Parisian Steak and Cheese Croissant Sandwiches

Okay, so this is another better late than never recipe! Thank goodness the folks over at IHCC like me enough to not be bothered by my lateness. Right now we’re cooking and baking through Giada de Laurentiis‘ books and recipes.  

The challenge – Out of Italy. A Giada recipe that is not Italian. There were plenty to choose from. Surprised? I was. I chose a recipe for Parisian Steak and Cheese Croissant Sandwiches.

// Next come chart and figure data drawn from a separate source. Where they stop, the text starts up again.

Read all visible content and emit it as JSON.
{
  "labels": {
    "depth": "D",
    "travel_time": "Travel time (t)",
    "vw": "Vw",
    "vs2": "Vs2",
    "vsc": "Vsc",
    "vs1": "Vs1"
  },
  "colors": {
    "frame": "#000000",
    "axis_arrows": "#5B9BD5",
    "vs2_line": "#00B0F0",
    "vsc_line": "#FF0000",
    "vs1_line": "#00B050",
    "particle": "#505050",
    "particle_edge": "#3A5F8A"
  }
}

  • 4 (4-ounce) beef steaks
  • Kosher salt and freshly ground black pepper
  • 2 tablespoons unsalted butter, at room temperature
  • 4 croissants
  • 6 ounces Brie cheese, cut into 1/2-inch slices, at room temperature
  • 2 cups arugula
  • 1 cup (about 4 ounces) jarred roasted red bell peppers, thinly sliced

NOTE: Okay. I cheated. I made only one. I made a filet roast over the weekend and put aside a steak sized slice to make this for myself for lunch during the week.

Season the steaks with salt and pepper. In a medium skillet, melt the butter over medium-high heat. Cook the steaks for about 5 minutes each side for medium-rare. Set aside for 5 minutes before slicing. Slice the steak, across the grain, into 1/4 to 1/2-inch thick slices.

Heat a large nonstick skillet or griddle over medium heat. Using a serrated knife, slice the croissants in half lengthwise. In 2 batches, place the croissant halves, cut side down in the skillet and cook for 30 seconds to 1 minute until lightly toasted. Lay the Brie slices over the toasted croissant halves.

Place about 1/4 cup of the arugula on the bottom halves of the croissants. Add the sliced steak. Arrange the sliced roasted pepper on top of the steak. Top with the remaining arugula and add the top of the croissant. Serve immediately.

NOTE: Very tasty. Very easy. Definitely a do-again recipe!